Svalutazioni, dati macro negativi e rischi sempre più tangibili. È una fase critica quella che stanno vivendo i mercati emergenti i quali sembrano aver imboccato un trend negativo da cui è difficile tirarsi fuori.
I noti casi di Turchia e Argentina sono solo la punta dell’iceberg di un fenomeno che, in linea col ciclo economico, si ripresenta periodicamente. I mercati emergenti rappresentano una scelta di investimento appetibile per via degli elevati rendimenti che offrono. Tuttavia, ciò comporta anche un maggior rischio, a causa della maggiore sensibilità ai cambiamenti macroeconomici.
Dall’inizio dell’anno molte monete di Paesi emergenti si sono indebolite e gli indici azionari hanno fatto registrare performance negative. La rupia indonesiana, a settembre, ha raggiunto il valore minimo degli ultimi 20 anni. La Lira turca vale circa il 40% in meno sul dollaro americano rispetto ad un anno fa. Il peso argentino è in caduta libera da mesi. Sul fronte azionario i listini di Brasile, Sud Africa, Turchia ed Indonesia hanno perso percentuali anche superiori al 20%.
I motivi della crisi
Se c’è una cosa che accomuna tutti gli emergenti è l’aumento del debito che hanno registrato negli ultimi 10-20 anni, del quale il 75% circa del totale emesso in dollari. I dati dell’IIF (Institute of International Finance) mostrano che l’indebitamento complessivo è passato dai 9 trilioni di dollari, del 2002, ai 69 trilioni di dollari del 2017.
Di seguito si può notare quanto sia il debito da rimborsare per ogni Paese dal secondo semestre del 2018 fino alla fine del 2019:
La dipendenza dal dollaro
È proprio la grande dipendenza dal dollaro il primo motivo di sofferenza per gli emerging markets. Un apprezzamento del dollaro USA verso la moneta locale fa incrementare il debito da rimborsare. Con il rialzo dei tassi della Fed il dollaro si è apprezzato verso la maggior parte delle valute e, al contempo, ha fatto sì che i capitali tornassero verso gli USA, causa aumento dei rendimenti sui bonds. Tale fenomeno è legato al fatto che l’economia statunitense è in un periodo di espansione.
Ad eccezione della BCE, almeno per il momento, le altre banche centrali mondiali hanno già incominciato a rialzare i tassi. Lo scenario che si sta realizzando prevede meno moneta stampata e, di conseguenza, meno liquidità da poter investire.

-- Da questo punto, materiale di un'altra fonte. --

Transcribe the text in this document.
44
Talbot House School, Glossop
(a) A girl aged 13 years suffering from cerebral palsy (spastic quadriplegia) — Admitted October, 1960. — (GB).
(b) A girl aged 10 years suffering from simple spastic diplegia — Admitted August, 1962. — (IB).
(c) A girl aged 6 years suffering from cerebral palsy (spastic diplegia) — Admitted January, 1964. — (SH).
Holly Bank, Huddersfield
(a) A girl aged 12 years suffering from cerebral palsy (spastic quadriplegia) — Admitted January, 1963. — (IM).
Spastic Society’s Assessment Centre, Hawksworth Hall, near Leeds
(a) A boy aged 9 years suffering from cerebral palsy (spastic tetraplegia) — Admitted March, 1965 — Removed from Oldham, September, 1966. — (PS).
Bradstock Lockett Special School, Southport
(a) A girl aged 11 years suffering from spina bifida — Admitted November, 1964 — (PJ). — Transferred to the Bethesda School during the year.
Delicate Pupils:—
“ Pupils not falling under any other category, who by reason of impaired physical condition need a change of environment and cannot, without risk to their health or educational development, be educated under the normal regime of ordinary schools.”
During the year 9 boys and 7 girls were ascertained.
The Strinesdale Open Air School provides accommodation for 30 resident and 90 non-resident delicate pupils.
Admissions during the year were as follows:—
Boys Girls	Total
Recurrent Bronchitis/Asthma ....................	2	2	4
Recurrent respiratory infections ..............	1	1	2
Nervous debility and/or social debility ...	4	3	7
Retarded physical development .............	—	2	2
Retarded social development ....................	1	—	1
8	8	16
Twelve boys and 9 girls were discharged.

Il prezzo delle materie prime
Il rafforzamento del dollaro non è l’unico motivo della crisi. Un altro importante fattore da considerare è il prezzo delle materie prime. Come si può notare dal Grafico 2, il minimo relativo più recente della quotazione dell’ETF MSCI EEM è stato toccato nel 2016, anno nero per le commodities.
C’è una correlazione tra il prezzo delle materie prime ed il trend dei mercati emergenti. La persistenza dei prezzi bassi porta minori benefici per chi le materie prime le produce e le esporta.
Le altre cause
L’indebolimento dei Paesi emergenti non è collegato solo alla forza del dollaro ed al basso costo delle materie prime. Bisogna tener conto anche delle situazioni particolari dei singoli Paesi.
Dalla spirale di negatività degli emergenti sembra essersi defilata l’India. Con una crescita ancora elevata ed un’inflazione che dovrebbe attestarsi sotto al 6% nel 2018, è uno dei pochi emergenti che dall’inizio dell’anno conferma un segno positivo sui due principali indici azionari. La Cina invece, nonostante le prospettive ancora positive sul Pil, ha avuto un decremento della crescita.
La tensione derivante dallo scontro USA–Cina, con una guerra commerciale di fatto appena iniziata, rischia di essere catastrofica per i Paesi più deboli.